Feature flags that explain themselves

How we changed our flag system and habits so flags carry enough context to be safe to flip during incidents.

deliveryfeature-flagsconfigurationincidents

In early incidents, changing a feature flag felt like pulling a random lever.

Flags had short names, no description, and ambiguous defaults. The person who added the flag remembered what it did—until they didn’t. Everyone else guessed.

During a page, this looked like:

"Try turning off new_path_v2?"
"What does it actually do?"
"I think it only affects the new checkout, probably."

We got away with this as long as the people who created the flags were on the call.

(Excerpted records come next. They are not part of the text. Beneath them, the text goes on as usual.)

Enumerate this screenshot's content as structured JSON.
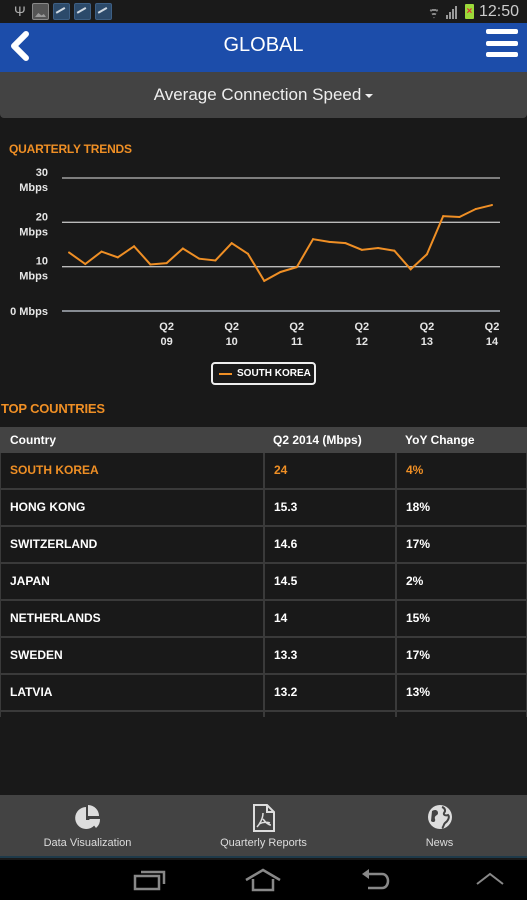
{
  "status_bar": {
    "left_icons": [
      "usb-icon",
      "gallery-icon",
      "app-notification-icon",
      "app-notification-icon",
      "app-notification-icon"
    ],
    "right_icons": [
      "wifi-icon",
      "signal-icon",
      "battery-icon"
    ],
    "time": "12:50"
  },
  "app_bar": {
    "title": "GLOBAL",
    "back_icon": "chevron-left-icon",
    "menu_icon": "hamburger-menu-icon"
  },
  "metric_dropdown": {
    "selected": "Average Connection Speed"
  },
  "trends": {
    "title": "QUARTERLY TRENDS"
  },
  "chart_data": {
    "type": "line",
    "title": "QUARTERLY TRENDS",
    "xlabel": "",
    "ylabel": "",
    "ylim": [
      0,
      30
    ],
    "y_ticks": [
      {
        "value": 30,
        "label": [
          "30",
          "Mbps"
        ]
      },
      {
        "value": 20,
        "label": [
          "20",
          "Mbps"
        ]
      },
      {
        "value": 10,
        "label": [
          "10",
          "Mbps"
        ]
      },
      {
        "value": 0,
        "label": [
          "0 Mbps"
        ]
      }
    ],
    "x_ticks": [
      {
        "index": 6,
        "label": [
          "Q2",
          "09"
        ]
      },
      {
        "index": 10,
        "label": [
          "Q2",
          "10"
        ]
      },
      {
        "index": 14,
        "label": [
          "Q2",
          "11"
        ]
      },
      {
        "index": 18,
        "label": [
          "Q2",
          "12"
        ]
      },
      {
        "index": 22,
        "label": [
          "Q2",
          "13"
        ]
      },
      {
        "index": 26,
        "label": [
          "Q2",
          "14"
        ]
      }
    ],
    "grid": true,
    "legend": "bottom-center",
    "series": [
      {
        "name": "SOUTH KOREA",
        "color": "#ef8f25",
        "values": [
          13.2,
          10.6,
          13.4,
          12.1,
          14.6,
          10.5,
          10.8,
          14.1,
          11.8,
          11.4,
          15.3,
          12.9,
          6.8,
          8.8,
          9.9,
          16.2,
          15.6,
          15.3,
          13.8,
          14.2,
          13.6,
          9.4,
          12.8,
          21.4,
          21.2,
          23.0,
          23.9
        ]
      }
    ]
  },
  "top_countries": {
    "title": "TOP COUNTRIES",
    "columns": [
      "Country",
      "Q2 2014 (Mbps)",
      "YoY Change"
    ],
    "rows": [
      {
        "country": "SOUTH KOREA",
        "speed": "24",
        "yoy": "4%",
        "highlight": true
      },
      {
        "country": "HONG KONG",
        "speed": "15.3",
        "yoy": "18%"
      },
      {
        "country": "SWITZERLAND",
        "speed": "14.6",
        "yoy": "17%"
      },
      {
        "country": "JAPAN",
        "speed": "14.5",
        "yoy": "2%"
      },
      {
        "country": "NETHERLANDS",
        "speed": "14",
        "yoy": "15%"
      },
      {
        "country": "SWEDEN",
        "speed": "13.3",
        "yoy": "17%"
      },
      {
        "country": "LATVIA",
        "speed": "13.2",
        "yoy": "13%"
      }
    ]
  },
  "bottom_nav": {
    "items": [
      {
        "label": "Data Visualization",
        "icon": "pie-chart-icon"
      },
      {
        "label": "Quarterly Reports",
        "icon": "pdf-document-icon"
      },
      {
        "label": "News",
        "icon": "globe-icon"
      }
    ]
  },
  "system_nav": {
    "buttons": [
      "recent-apps-icon",
      "home-icon",
      "back-icon",
      "chevron-up-icon"
    ]
  },
  "colors": {
    "accent": "#ef8f25",
    "app_bar": "#1c4daa",
    "background": "#191919",
    "panel": "#434343"
  }
}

That stopped working once rotations widened and time zones spread out.

We decided that flags needed to explain themselves well enough that an on-call who had never seen the code could make a safe decision.

Constraints

We already had a flag system in place; swapping it out wasn’t on the table.
Product and engineering both created flags; we couldn’t rely on one group to "fix" the other.
We didn’t want long, freeform documentation that would rot.

What we changed

We made small structural changes and backed them up with habits.

1. Required metadata for new flags

We added a few required fields to flag definitions:

Owner: team or person accountable for the flag.
Intended lifetime: temporary experiment, rollout safety net, or long-term config.
Default behavior: what "off" and "on" mean in plain language.
Safe emergency action: what an on-call should do if the flag is suspected to be involved in an incident.

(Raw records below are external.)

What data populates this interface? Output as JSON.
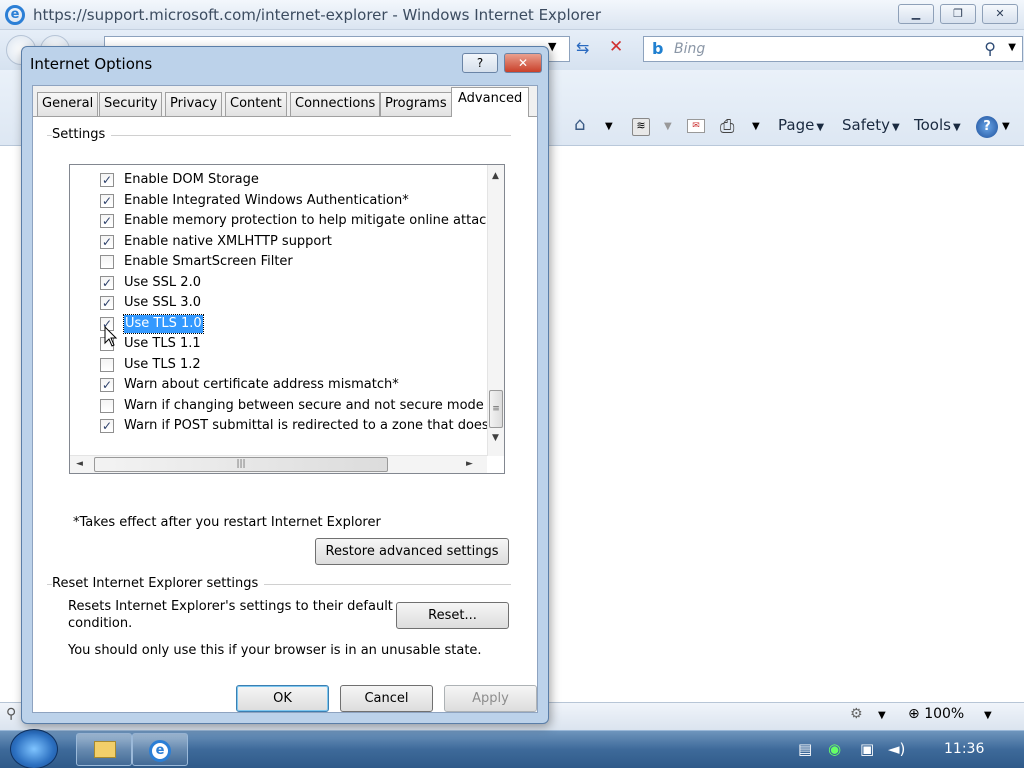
{
  "ie": {
    "window_title": "https://support.microsoft.com/internet-explorer - Windows Internet Explorer",
    "search_placeholder": "Bing",
    "commands": {
      "page": "Page",
      "safety": "Safety",
      "tools": "Tools"
    },
    "zoom": "100%"
  },
  "taskbar": {
    "clock": "11:36"
  },
  "dialog": {
    "title": "Internet Options",
    "help_btn": "?",
    "close_btn": "✕",
    "tabs": [
      "General",
      "Security",
      "Privacy",
      "Content",
      "Connections",
      "Programs",
      "Advanced"
    ],
    "active_tab": "Advanced",
    "settings_label": "Settings",
    "items": [
      {
        "label": "Enable DOM Storage",
        "checked": true
      },
      {
        "label": "Enable Integrated Windows Authentication*",
        "checked": true
      },
      {
        "label": "Enable memory protection to help mitigate online attacks*",
        "checked": true
      },
      {
        "label": "Enable native XMLHTTP support",
        "checked": true
      },
      {
        "label": "Enable SmartScreen Filter",
        "checked": false
      },
      {
        "label": "Use SSL 2.0",
        "checked": true
      },
      {
        "label": "Use SSL 3.0",
        "checked": true
      },
      {
        "label": "Use TLS 1.0",
        "checked": true,
        "selected": true
      },
      {
        "label": "Use TLS 1.1",
        "checked": false
      },
      {
        "label": "Use TLS 1.2",
        "checked": false
      },
      {
        "label": "Warn about certificate address mismatch*",
        "checked": true
      },
      {
        "label": "Warn if changing between secure and not secure mode",
        "checked": false
      },
      {
        "label": "Warn if POST submittal is redirected to a zone that does n",
        "checked": true
      }
    ],
    "restart_note": "*Takes effect after you restart Internet Explorer",
    "restore_button": "Restore advanced settings",
    "reset_group_label": "Reset Internet Explorer settings",
    "reset_desc_line1": "Resets Internet Explorer's settings to their default",
    "reset_desc_line2": "condition.",
    "reset_button": "Reset...",
    "reset_warning": "You should only use this if your browser is in an unusable state.",
    "ok_button": "OK",
    "cancel_button": "Cancel",
    "apply_button": "Apply"
  }
}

The definition lives next to the code that reads the flag, not in a separate wiki.

2. Better names and scopes

We tightened naming and scoping:

names include the domain and effect (e.g., checkout_disable_optional_addons) instead of v2 or new_flow
flags are scoped as narrowly as possible (service-level, endpoint-level) instead of global when not needed

This made it easier to understand what flipping a flag would touch.

3. Flag dashboards tied to incidents

We added a simple flag dashboard per service that shows:

current state of each flag
recent changes
links to the definitions and owners

Incident runbooks now link to these dashboards.

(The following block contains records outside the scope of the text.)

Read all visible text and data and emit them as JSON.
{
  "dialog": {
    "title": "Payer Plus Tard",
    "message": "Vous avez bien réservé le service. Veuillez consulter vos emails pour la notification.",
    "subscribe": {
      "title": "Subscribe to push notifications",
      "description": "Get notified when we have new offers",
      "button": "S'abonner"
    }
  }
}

During a page, on-call can answer quickly:

what changed recently?
is there a flag whose emergency action is "turn it off"?

4. A small review habit

We added one question to code review when flags are involved:

"Is this flag safe to flip during an incident based on its metadata and usage?"

If the answer is "no" or "I’m not sure," we:

add missing metadata
adjust the code so flipping the flag doesn’t have surprising side effects

This review is intentionally small; it’s a guardrail, not a ceremony.

5. Cleaning up old flags

We already had a note on treating flags as operational debt.

Here we formalized a rule:

when a temporary flag has been in a stable state for a full release cycle, we either remove it or document why it’s staying

Flags that remain become normal configuration, with owners and clear behavior.

Results / Measurements

After a few months of applying these changes, we saw:

Faster decision-making during incidents. In incident reviews, fewer minutes were spent debating what a flag did; metadata and dashboards answered the basics.
Fewer "mystery" flags. The number of flags with no owner or description dropped as we added metadata or removed stale flags.
Better defaults. We caught several cases where the default behavior was risky under failure (e.g., defaulting to "on" when the control plane was down) and fixed them.

Not every flag is perfect. Some older flags still carry historical baggage.

The difference is that new flags start from a safer baseline, and we have a process for retiring or fixing old ones.

Takeaways

Flags are part of the incident interface; they should be self-explanatory.
A little structured metadata (owner, lifetime, defaults, emergency action) makes flags safer to flip.
Service-level flag dashboards turn scattered toggles into a usable tool.
Small review questions and regular cleanup keep the system from decaying back into "v2" and "test_flag".